Foto: picture-alliance/dpa/M.Cruz
Afro-brasileiro fora da África e do Brasil
Desde o início da sua carreira, nos anos 1960, Jorge Ben Jor manteve-se mais próximo dos aspectos afro-brasileiros, afastando-se da Bossa Nova que dominava a cena musical brasileira. O guitarrista, cantor e compositor gravou "África Brasil", em 1976. É deixando-se ser marcado por esta influência que se apresenta em diversos pontos do planeta, como no Festival de Montreux, na Suíça (foto).
Foto: picture-alliance/dpa/S.Campardo
Sem dar adeus à Àfrica
Naná Vasconcelos (1944-2016) já começou sua carreira intitulando o primeiro disco de "Africadeus", em 1973. Respeitado no mundo inteiro por valorizar as culturas africana e negra em seu trabalho, ganhou oito prémios Grammy. De 1983 a 1990, foi o Melhor Percussionista do Ano, da revista Down Beat. Em 2010, o pernambucano reuniu meninas e meninos de Angola, Brasil e Portugal no projeto Língua Mãe.
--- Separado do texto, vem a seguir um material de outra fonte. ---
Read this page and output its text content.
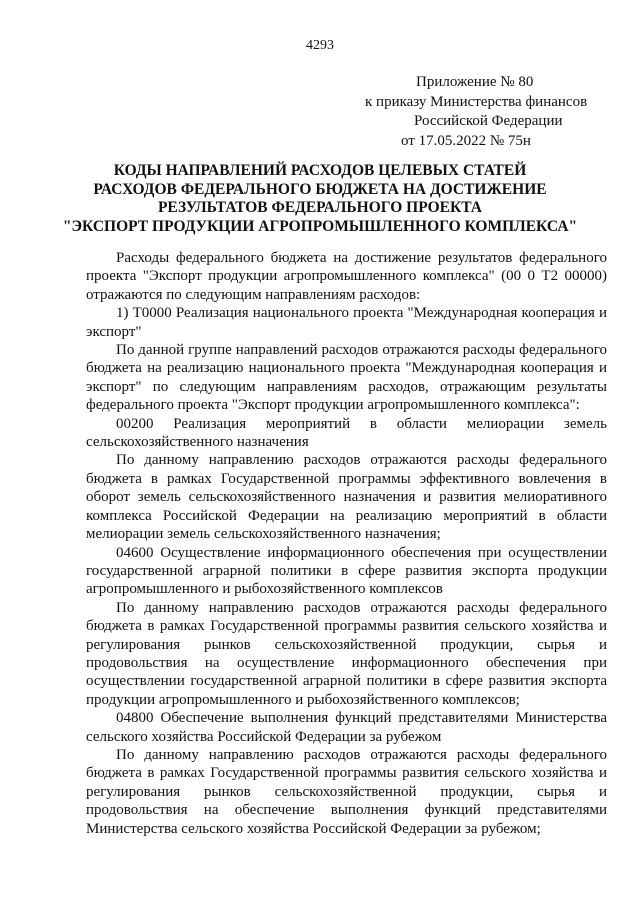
4293
Приложение № 80
к приказу Министерства финансов
Российской Федерации
от 17.05.2022 № 75н
КОДЫ НАПРАВЛЕНИЙ РАСХОДОВ ЦЕЛЕВЫХ СТАТЕЙ
РАСХОДОВ ФЕДЕРАЛЬНОГО БЮДЖЕТА НА ДОСТИЖЕНИЕ
РЕЗУЛЬТАТОВ ФЕДЕРАЛЬНОГО ПРОЕКТА
"ЭКСПОРТ ПРОДУКЦИИ АГРОПРОМЫШЛЕННОГО КОМПЛЕКСА"

Расходы федерального бюджета на достижение результатов федерального проекта "Экспорт продукции агропромышленного комплекса" (00 0 Т2 00000) отражаются по следующим направлениям расходов:

1) Т0000 Реализация национального проекта "Международная кооперация и экспорт"

По данной группе направлений расходов отражаются расходы федерального бюджета на реализацию национального проекта "Международная кооперация и экспорт" по следующим направлениям расходов, отражающим результаты федерального проекта "Экспорт продукции агропромышленного комплекса":

00200 Реализация мероприятий в области мелиорации земель
сельскохозяйственного назначения

По данному направлению расходов отражаются расходы федерального бюджета в рамках Государственной программы эффективного вовлечения в оборот земель сельскохозяйственного назначения и развития мелиоративного комплекса Российской Федерации на реализацию мероприятий в области мелиорации земель сельскохозяйственного назначения;

04600 Осуществление информационного обеспечения при осуществлении государственной аграрной политики в сфере развития экспорта продукции агропромышленного и рыбохозяйственного комплексов

По данному направлению расходов отражаются расходы федерального бюджета в рамках Государственной программы развития сельского хозяйства и регулирования рынков сельскохозяйственной продукции, сырья и продовольствия на осуществление информационного обеспечения при осуществлении государственной аграрной политики в сфере развития экспорта продукции агропромышленного и рыбохозяйственного комплексов;

04800 Обеспечение выполнения функций представителями Министерства сельского хозяйства Российской Федерации за рубежом

По данному направлению расходов отражаются расходы федерального бюджета в рамках Государственной программы развития сельского хозяйства и регулирования рынков сельскохозяйственной продукции, сырья и продовольствия на обеспечение выполнения функций представителями Министерства сельского хозяйства Российской Федерации за рубежом;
Foto: picture-alliance/dpa/S.Moreira
Revolução em lugares inesperados
Já no início da carreira, nos anos 1960, Maria Bethânia fazia invocações africanas e revolucionou aglutinando dois continentes dentro de boates! Com uma trajetória sólida, em 1986, gravou com o grupo sul-africano Lady Smith Black Mambazo. Ao lado de Mingas, Mia Couto e Agualusa, a intérprete baiana acaba de lançar o documentário "Karingana, Licença para Contar" (2017), de Monica Monteiro.